Even now, many managers continue to express their wish to return staff to the office and re-establish the working norms that existed pre-pandemic. “They believe their old equilibrium needs to be restored,” Daisley said.
With many years of experience at the helm of both Twitter and YouTube, the British businessman is well placed to offer advice to companies on how to create a harmonious work environment while, at the same time, growing their business.
“I have worked for everything from huge tech firms and small start-ups to big retail organisations and manufacturing companies,” he said. “Effectively, everyone is wrestling with the same issue: how to keep up with changes and, at the same time, ensure workers are motivated and connected to each other.
“The firms I work with are generally trying to remain attractive as employers and, while they are keen to adapt to the changing world, they don’t want any of their decisions to be at the expense of company profit.”
Finding a sustainable version of work – one that promotes a desirable work culture – can be a challenge for some companies.

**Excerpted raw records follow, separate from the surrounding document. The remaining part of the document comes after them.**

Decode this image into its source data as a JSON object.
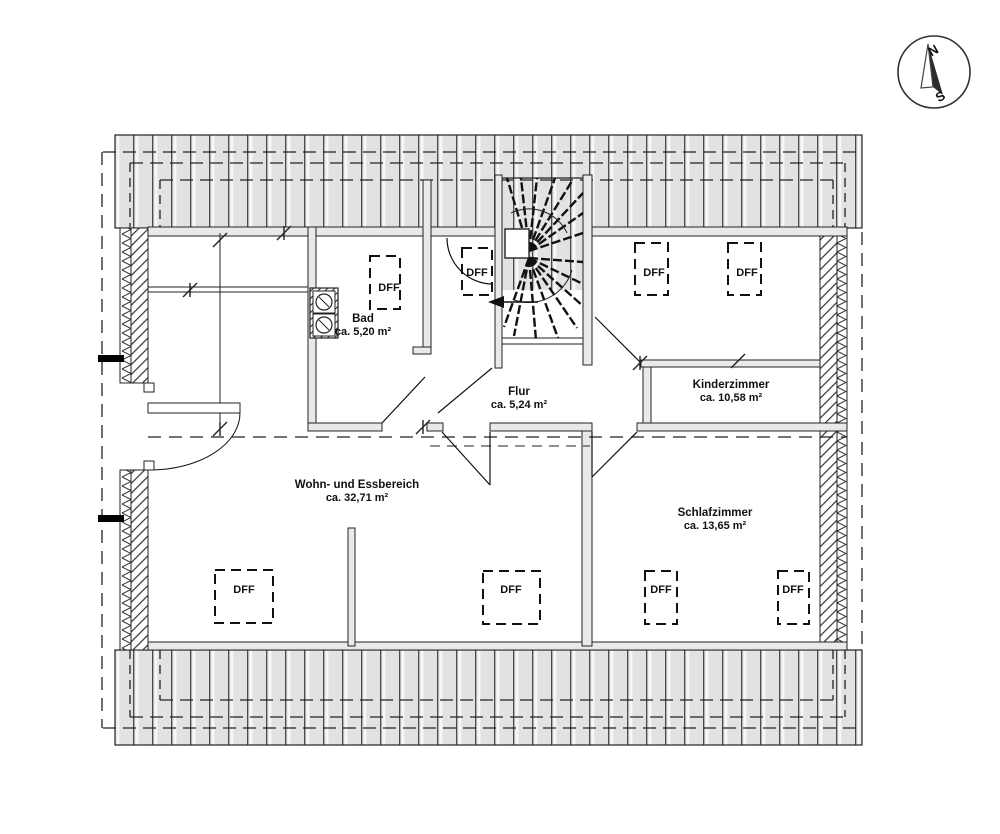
{
  "drawing": {
    "type": "floor-plan",
    "skylight_label": "DFF",
    "compass": {
      "north": "N",
      "south": "S"
    },
    "rooms": [
      {
        "name": "Bad",
        "area": "ca. 5,20 m²"
      },
      {
        "name": "Flur",
        "area": "ca. 5,24 m²"
      },
      {
        "name": "Kinderzimmer",
        "area": "ca. 10,58 m²"
      },
      {
        "name": "Wohn- und Essbereich",
        "area": "ca. 32,71 m²"
      },
      {
        "name": "Schlafzimmer",
        "area": "ca. 13,65 m²"
      }
    ],
    "colors": {
      "roof_fill": "#e2e2e2",
      "wall_fill": "#e9e9e9",
      "line": "#1a1a1a"
    }
  }
}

“It has been fascinating to see how companies are wrestling with it,” Daisley said. “Overwhelmingly, what I have found is that most workers are comfortable with the change and ambiguity we have witnessed in recent months.

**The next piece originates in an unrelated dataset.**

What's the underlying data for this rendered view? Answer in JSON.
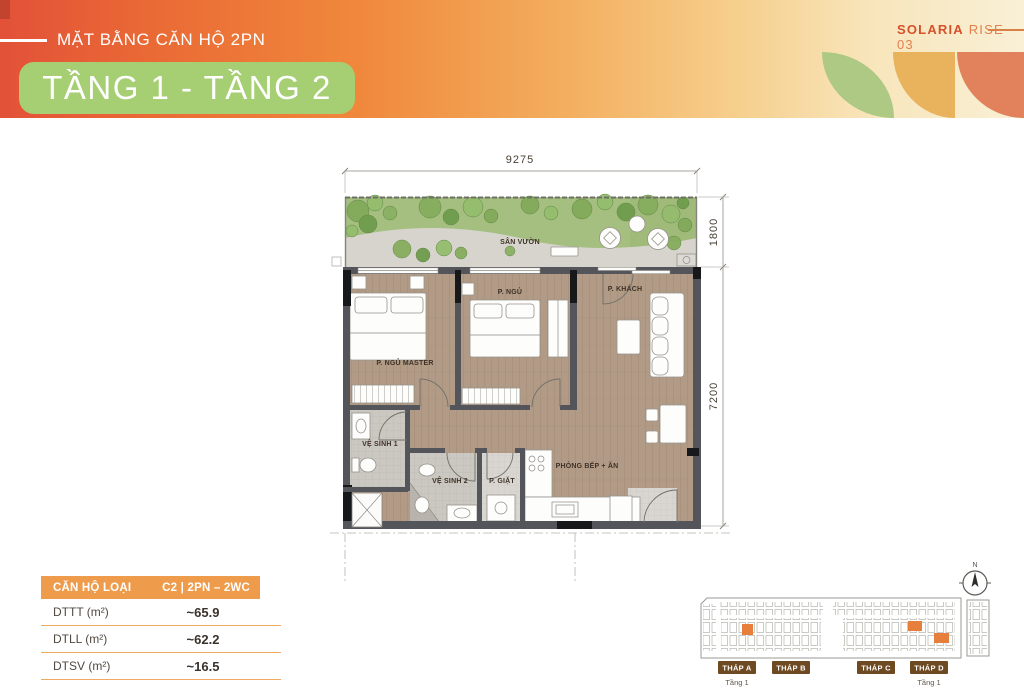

“According to data and statistics, the group battling against it the most is management. This is very interesting as, for decades, bosses have been telling workers that they need to embrace change or be in danger of becoming luddites who are stuck in the past and now, when change has taken place, they are reluctant to embrace it.”
Daisley, who hosts the award-winning business podcast, Eat Sleep Work Repeat, is encouraging bosses reluctant to back flexible working in the long term to research the benefits and decide whether they want to be behind or ahead of the curve.
“All the data suggests that the only group who wants to go back full-time to the office are the bosses,” he said.
“I can understand that they feel it is better for workers to be together for motivational purposes and to help younger members of staff to learn and develop, but the flexibility of working from home for some of the time really does seem to suit the workforce.
There is a whole generation of people who believe we need to do things according to the template it has always followed, but creating a culture of innovation is not that simple.
“While we do need to synchronise ourselves with other people, we don’t need to do it as much as we had been doing,” Daisley said.
“Yes, some divergent discussions and innovative meetings need to be had face-to-face. But, for the most part, we have adapted and those who didn’t believe change was possible have discovered that, in fact, it was.”
The pandemic has accelerated the pace of change in the workplace. As Daisley sees it, companies must be willing to learn how to innovate, because the new way of working looks like it is here to stay.
“I strongly believe that, if it wasn’t for the pandemic, many businesses would not have made the changes they have. And, although their hand may have been forced and change accelerated, so far it has been overwhelmingly positive,” he said.
“So I would encourage companies to get used to this change. And, while I would respect their decision if they insist on workers being in the office for five days a week, they need to ask themselves: what will happen when they are hiring new staff? Will they pay more to those who have previously had flexible hours?
“This is of course, their prerogative, but I haven’t seen evidence of any advantages to having staff in the office for five days a week compared to those that are working flexible hours. And that, I believe, is the key.”